Meine Damen und Herren! Während sich Herr Haseloff und Herr Prof. Willingmann für die ihrer Meinung nach beste Hochschulpolitik aller Zeiten feiern, formiert sich an der Martin-Luther-Universität Protest. Unter dem Hashtag „MLUnterfinanziert“ werden Demos und Kundgebungen organisiert und Unterschriften gesammelt. Wir haben heute erlebt, dass 16 000 Unterschriften übergeben worden sind.

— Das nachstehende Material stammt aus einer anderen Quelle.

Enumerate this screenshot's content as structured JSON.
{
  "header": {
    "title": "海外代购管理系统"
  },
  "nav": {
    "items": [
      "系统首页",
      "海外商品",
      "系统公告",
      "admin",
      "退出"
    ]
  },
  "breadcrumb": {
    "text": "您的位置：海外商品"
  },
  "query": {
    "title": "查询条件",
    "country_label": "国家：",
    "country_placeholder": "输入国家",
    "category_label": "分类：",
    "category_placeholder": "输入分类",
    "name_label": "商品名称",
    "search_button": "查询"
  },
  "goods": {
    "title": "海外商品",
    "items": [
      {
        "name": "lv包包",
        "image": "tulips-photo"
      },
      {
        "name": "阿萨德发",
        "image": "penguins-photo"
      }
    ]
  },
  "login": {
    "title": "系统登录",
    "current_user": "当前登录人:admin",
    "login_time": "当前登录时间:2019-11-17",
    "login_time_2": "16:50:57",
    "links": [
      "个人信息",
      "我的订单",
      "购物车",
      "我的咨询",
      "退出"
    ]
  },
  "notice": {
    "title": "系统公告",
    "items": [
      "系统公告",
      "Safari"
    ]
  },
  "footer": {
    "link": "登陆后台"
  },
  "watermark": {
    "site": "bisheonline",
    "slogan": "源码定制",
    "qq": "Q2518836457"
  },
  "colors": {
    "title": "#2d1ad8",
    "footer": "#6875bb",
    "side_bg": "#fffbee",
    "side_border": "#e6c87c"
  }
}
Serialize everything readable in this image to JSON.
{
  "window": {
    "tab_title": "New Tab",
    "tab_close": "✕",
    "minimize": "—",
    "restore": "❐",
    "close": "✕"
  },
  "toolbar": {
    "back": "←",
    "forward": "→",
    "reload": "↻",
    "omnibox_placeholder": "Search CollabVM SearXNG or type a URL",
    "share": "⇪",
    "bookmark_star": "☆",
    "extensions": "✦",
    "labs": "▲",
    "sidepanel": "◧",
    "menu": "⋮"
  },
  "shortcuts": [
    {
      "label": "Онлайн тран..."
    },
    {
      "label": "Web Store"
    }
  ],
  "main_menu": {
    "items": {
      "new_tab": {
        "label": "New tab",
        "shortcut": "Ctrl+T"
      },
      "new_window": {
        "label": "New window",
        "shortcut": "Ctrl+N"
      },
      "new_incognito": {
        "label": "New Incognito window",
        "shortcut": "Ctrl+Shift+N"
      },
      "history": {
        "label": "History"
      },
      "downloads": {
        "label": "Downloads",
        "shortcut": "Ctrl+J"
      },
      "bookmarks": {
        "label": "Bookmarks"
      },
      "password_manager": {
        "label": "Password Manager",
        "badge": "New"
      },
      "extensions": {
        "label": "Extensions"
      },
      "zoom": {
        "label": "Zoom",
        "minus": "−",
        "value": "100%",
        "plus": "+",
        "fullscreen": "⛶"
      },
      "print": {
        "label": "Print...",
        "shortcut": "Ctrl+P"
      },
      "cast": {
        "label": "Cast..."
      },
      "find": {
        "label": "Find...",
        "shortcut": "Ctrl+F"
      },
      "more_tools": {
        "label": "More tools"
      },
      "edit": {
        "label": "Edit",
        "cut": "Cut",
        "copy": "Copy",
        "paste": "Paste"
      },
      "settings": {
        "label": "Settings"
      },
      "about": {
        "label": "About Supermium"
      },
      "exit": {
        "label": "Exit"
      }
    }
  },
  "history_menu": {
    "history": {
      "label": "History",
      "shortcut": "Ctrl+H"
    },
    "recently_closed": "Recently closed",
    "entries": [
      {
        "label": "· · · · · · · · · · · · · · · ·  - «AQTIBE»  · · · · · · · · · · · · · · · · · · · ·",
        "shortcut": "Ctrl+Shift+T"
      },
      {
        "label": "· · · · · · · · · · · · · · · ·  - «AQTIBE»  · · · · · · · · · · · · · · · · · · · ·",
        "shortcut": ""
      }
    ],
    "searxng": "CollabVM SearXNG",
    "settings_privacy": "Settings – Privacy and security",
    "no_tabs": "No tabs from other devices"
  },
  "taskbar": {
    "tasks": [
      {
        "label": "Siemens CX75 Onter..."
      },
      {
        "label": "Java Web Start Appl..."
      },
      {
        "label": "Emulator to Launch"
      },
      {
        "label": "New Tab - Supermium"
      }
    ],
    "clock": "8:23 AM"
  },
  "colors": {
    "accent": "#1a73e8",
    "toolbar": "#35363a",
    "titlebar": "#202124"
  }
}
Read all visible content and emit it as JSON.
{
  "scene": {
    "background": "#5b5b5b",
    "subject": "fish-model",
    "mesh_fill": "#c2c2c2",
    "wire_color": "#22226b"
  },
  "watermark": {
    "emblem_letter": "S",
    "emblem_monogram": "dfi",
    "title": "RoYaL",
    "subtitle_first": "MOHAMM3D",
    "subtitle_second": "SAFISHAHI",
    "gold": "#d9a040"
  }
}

Warum gibt es diesen Protest? Nun gibt es ein Papier des Rektorats, das Vorschläge macht, was alles nicht mehr in Forschung und Lehre stattfinden kann, wenn das strukturelle Defizit der Universität bestehen bleibt. Vorgesehen ist, dass die Studiengänge Gräzistik, Latinistik, Indologie, Japanologie, Sprache und Kultur Südasiens, Mittel- und Neulateinische Philologie, Archäologie des Vorderen Orients, Land- und Umwelttechnik sowie Landeskultur und Kulturtechnik und das Institut für Altertumswissenschaft sowie das Institut für Sportwissenschaft für immer geschlossen werden.

Es sind einige Evergreens dabei, die ich schon aus meiner Senatszeit kenne, wie zum Beispiel die Sportwissenschaften. Der Flurschaden wäre übrigens enorm, weil viele Spowis Übungsleiter und Übungsleiterinnen in Vereinen sind. Es ist nicht auszudenken, was dann wegbricht. Altertumswissenschaften sind etabliert und berühmt, genauso wie die Archäologie. Der Winckelmann rotiert wahrscheinlich schon in seinem Grab, wenn er hört, dass das dort abgebaut werden soll. Außerdem haben wir in der Landwirtschaft genügend Aufgaben mit Blick auf Klimaschutz und Klimawandel, sodass man in dem Bereich nicht kürzen sollte. Mit Blick auf den Kürzungskanon ist festzustellen, dass es besonders die Orchideenfächer betrifft, die es nur selten an den Universitäten gibt und die deswegen besonders wertvoll sind.

(Zustimmung)

Meine Damen und Herren! Warum also gerade diese Vorschläge und warum dieses Vorgehen?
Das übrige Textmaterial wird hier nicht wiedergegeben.